Operation Understanding DC — founded in 1993 by Kalish Communications owner Karen Kalish — was patterned after a program in Philadelphia started by former U.S. Rep. William H. Gray III, Pennsylvania Democrat.

Nearly 250 students have graduated from the organization’s cross-cultural program, which began in 1995. About 70 to 80 teens applied this year to participate, said Rachael Feldman, the program’s executive director.

The program, funded mainly by contributions from Redskins owner Daniel Snyder’s son, Gerald, is free of charge and is open to all black and Jewish high school juniors in the D.C. area.

The 12-month program begins in January of the students’ junior year of high school. The students meet biweekly during the first six months for workshops, meetings, lectures and activities in which they learn about the religion, history and culture of blacks and Jews.

In the summer months, the program focuses on the civil rights movement. During that portion, the students visit places of significance throughout the country.

“We try to go way beyond tolerance with our teachings,” Miss Feldman said. “The program aims to unite young people to embrace different cultures and eradicate discrimination.”
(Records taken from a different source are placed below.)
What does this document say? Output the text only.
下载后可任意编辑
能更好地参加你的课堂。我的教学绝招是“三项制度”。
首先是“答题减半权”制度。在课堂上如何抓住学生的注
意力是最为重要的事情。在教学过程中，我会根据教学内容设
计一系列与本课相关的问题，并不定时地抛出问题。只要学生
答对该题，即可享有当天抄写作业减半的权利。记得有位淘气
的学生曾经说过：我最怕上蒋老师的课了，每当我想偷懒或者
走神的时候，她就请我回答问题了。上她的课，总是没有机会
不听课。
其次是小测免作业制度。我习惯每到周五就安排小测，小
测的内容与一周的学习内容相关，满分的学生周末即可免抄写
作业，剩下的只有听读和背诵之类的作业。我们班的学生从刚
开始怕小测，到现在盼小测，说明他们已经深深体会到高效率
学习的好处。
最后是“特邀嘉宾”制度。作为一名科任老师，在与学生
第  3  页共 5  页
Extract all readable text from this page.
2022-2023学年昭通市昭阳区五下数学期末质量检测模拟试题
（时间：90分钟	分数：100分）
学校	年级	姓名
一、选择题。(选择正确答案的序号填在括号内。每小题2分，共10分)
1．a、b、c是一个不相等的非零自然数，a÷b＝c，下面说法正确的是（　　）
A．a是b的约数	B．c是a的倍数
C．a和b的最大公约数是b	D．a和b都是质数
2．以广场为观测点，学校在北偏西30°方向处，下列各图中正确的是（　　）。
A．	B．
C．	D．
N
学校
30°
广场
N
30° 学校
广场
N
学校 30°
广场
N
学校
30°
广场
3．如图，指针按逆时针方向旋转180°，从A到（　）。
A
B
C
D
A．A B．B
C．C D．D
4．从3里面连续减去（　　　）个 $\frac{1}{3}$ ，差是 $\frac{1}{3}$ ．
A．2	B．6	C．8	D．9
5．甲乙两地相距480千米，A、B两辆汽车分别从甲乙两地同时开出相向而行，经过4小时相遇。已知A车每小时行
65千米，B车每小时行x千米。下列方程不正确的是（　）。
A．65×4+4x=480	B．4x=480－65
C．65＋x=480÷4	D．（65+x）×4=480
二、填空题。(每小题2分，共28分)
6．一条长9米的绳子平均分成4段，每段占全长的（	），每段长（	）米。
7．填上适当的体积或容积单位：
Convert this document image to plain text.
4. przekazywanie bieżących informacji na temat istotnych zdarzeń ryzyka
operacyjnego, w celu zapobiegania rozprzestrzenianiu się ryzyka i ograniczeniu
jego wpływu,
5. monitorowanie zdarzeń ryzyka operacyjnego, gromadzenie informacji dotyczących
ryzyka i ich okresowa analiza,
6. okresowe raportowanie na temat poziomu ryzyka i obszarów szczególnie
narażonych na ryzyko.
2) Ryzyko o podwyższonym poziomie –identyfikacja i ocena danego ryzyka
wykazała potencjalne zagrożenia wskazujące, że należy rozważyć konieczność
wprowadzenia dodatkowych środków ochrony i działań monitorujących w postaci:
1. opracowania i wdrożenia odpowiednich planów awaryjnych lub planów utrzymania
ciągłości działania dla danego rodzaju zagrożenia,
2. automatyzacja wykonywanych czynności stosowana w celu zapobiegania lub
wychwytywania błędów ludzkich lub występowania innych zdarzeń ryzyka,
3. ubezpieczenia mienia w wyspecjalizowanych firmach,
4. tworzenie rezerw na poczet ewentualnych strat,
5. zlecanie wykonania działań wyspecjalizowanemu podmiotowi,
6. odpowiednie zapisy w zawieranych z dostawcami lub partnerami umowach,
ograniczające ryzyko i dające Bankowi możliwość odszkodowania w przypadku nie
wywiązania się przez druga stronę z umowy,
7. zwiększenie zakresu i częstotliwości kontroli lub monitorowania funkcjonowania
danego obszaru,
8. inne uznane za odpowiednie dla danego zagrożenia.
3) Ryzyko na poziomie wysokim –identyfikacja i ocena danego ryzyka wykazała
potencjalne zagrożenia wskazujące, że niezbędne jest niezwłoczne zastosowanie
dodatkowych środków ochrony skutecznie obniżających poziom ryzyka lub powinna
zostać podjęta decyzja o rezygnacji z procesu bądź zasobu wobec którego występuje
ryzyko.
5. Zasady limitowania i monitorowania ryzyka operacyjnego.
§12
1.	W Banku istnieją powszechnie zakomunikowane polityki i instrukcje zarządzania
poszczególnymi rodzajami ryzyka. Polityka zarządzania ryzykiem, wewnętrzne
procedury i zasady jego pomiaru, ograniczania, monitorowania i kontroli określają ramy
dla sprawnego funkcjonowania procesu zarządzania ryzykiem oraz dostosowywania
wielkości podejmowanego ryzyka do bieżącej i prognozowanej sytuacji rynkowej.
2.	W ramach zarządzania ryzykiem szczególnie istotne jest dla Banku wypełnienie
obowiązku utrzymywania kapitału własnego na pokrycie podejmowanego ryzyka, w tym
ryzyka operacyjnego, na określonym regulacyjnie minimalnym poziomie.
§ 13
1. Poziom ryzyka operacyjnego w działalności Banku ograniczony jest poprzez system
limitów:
Ethan Waxman, 17, whose older brother participated in the program, said he is mostly anticipating traveling around the country.

“I’m looking forward to learning about blacks’ historical and cultural significance and making connections with new people,” said Ethan, a junior at Sidwell Friends School. “That’s one of the things my brother took away from it. But I’m also ready to visiting parts of the country that I’ve never been to before.”

Rael Nelson James, the program director and 1996 alumna of the program, said the most valuable aspect of the program is the exposure to different ways and cultures.

“We look for kids who are motivated,” she said. “The program opens your eyes. It helps you break out of your bubble of being around the same people and helps give the perspective of others.”

The most important part of the program occurs in the fall, when the students are taught how to mediate discussions about sensitive issues and facilitate prejudice-reduction workshops at schools, community centers and places of worship, Miss Feldman said.

Though academic performance isn’t part of the selection criteria, the students must demonstrate strong leadership potential and enthusiasm for learning, Miss Feldman said.

“One of the main things the students learn from the program is that they have a voice and they need to use it,” she said.